次に、生活の拠点となるアパートをインターネットで探していると、見覚えのある部屋の写真が。なんと、以前、ハワイに住んだときに暮らしていたアパートが、オーナーが変わり、ハワイ大学の学生用宿泊施設となっていたのだ。何だか運命的なものを感じて、これもPCの前で即決定。

もう1つ、ヒロで暮らす上で必要なのが車だ。2か月のレンタカー料は、アパートの家賃の数倍になったが、バスが走っていないこの町では車がないと身動きが取れない。本当は中古車を買い取り、帰国時に売るのがベストの方法だったのだろうが、一人での車の売買は心細かったし、保険に関してもよく分からない。ならば、少々の出費はしょうがないと決心し、レンタカー会社Dollars Rent a Carの申込みボタンをクリックした。

なんでも気持ちさえ決まれば、あとはPC任せ。今の世の中は簡単に事が運ぶ。

こうして始まった2か月半のハワイひとり生活は、夢のような月日だった。クラスメートは年齢も職業もさまざま。大半がハワイ大学の学生だったが、それ以外に何人かユニークな人がいた。

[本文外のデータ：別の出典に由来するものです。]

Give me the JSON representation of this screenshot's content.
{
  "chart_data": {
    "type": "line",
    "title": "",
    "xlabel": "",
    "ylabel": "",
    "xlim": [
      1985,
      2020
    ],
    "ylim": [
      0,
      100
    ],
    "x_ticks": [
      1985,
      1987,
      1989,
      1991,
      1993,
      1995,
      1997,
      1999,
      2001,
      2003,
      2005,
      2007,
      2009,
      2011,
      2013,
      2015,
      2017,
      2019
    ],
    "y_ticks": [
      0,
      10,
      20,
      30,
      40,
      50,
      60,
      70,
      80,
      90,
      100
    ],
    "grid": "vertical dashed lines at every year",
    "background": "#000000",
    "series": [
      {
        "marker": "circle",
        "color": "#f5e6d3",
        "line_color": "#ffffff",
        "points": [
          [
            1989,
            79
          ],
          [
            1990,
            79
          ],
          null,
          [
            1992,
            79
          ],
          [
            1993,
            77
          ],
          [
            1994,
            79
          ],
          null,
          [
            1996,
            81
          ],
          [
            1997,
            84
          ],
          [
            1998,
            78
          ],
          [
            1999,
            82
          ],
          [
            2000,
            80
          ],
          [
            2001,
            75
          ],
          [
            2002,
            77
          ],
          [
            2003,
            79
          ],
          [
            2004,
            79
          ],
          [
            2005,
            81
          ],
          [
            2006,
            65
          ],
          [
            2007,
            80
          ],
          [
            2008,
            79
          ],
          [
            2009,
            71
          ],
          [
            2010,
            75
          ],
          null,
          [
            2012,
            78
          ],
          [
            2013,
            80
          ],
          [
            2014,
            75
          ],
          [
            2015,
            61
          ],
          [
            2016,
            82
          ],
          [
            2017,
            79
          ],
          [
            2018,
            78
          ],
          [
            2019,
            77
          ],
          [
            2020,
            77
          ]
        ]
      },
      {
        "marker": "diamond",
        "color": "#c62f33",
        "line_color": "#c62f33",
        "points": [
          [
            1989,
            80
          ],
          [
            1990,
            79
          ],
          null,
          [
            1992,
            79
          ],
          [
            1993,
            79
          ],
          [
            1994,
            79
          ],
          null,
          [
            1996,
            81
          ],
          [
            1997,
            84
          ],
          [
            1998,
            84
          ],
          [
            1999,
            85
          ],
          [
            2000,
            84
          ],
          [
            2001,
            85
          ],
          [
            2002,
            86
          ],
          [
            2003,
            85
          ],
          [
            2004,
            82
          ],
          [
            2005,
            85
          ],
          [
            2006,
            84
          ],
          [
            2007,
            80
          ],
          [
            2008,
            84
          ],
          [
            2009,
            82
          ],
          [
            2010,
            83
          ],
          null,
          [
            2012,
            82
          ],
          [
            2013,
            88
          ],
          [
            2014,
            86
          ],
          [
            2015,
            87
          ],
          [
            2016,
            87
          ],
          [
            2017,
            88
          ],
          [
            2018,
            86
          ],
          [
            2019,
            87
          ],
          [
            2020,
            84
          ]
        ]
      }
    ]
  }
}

その1人は、私とほぼ同年代と思われる日本人女性。私も50歳を越える年齢で一人でハワイ大学を受講しようというのだから、他人のことをユニークだなどと言えた義理ではないのだが。また、毎朝サーフィンをしてからクラスに来るハワイアンの女性は、波がいい日はサーフィンに費やす時間が長引き、時々遅刻をしてきた。海からあがってすぐ来るせいか、長い髪はいつも濡れていた。 それから、夫が家族を捨てて家を出て行き、州からは経済的に扶養能力がないとみなされたシングルマザーもクラスメートだった。「何とか生活力をつけないと子供は施設行きになる」、と悩みは深刻で、授業が始まる前の教室で、時々一人泣いていた。そんな彼女に対して私にできることは、話を聞いてやることだけだった。
そんな彼女とは逆に、強くたくましいシングルマザーもいた。彼女は、ハワイ大学でコミュニケーションのクラスを教えている白人女性講師。子供がいるというので、席が隣になったときに、つい『ご主人のお仕事は?』と尋ねると『I don't need a husband(私には夫なんて必要ないのよ!)』と一蹴。"安易にプライバシーには触れないこと"・・・このクラスで学んだ最初のレッスンだった。

38-image001.jpgこんな仲間と共に始まった"Hawai'I 'Ohana"のクラス。先生はもちろんハワイアンの女性講師で、クム・アーネラと呼ばれていた。「クム」はハワイ語で先生という意味。だから、クム・アーネラは「アーネラ先生」となる。これから始まるこの楽しい仲間と陽気なアーネラ先生との2か月間、どんなことが待ち受けているのか、不安10%、期待90%で、私は大きく胸を膨らませていた。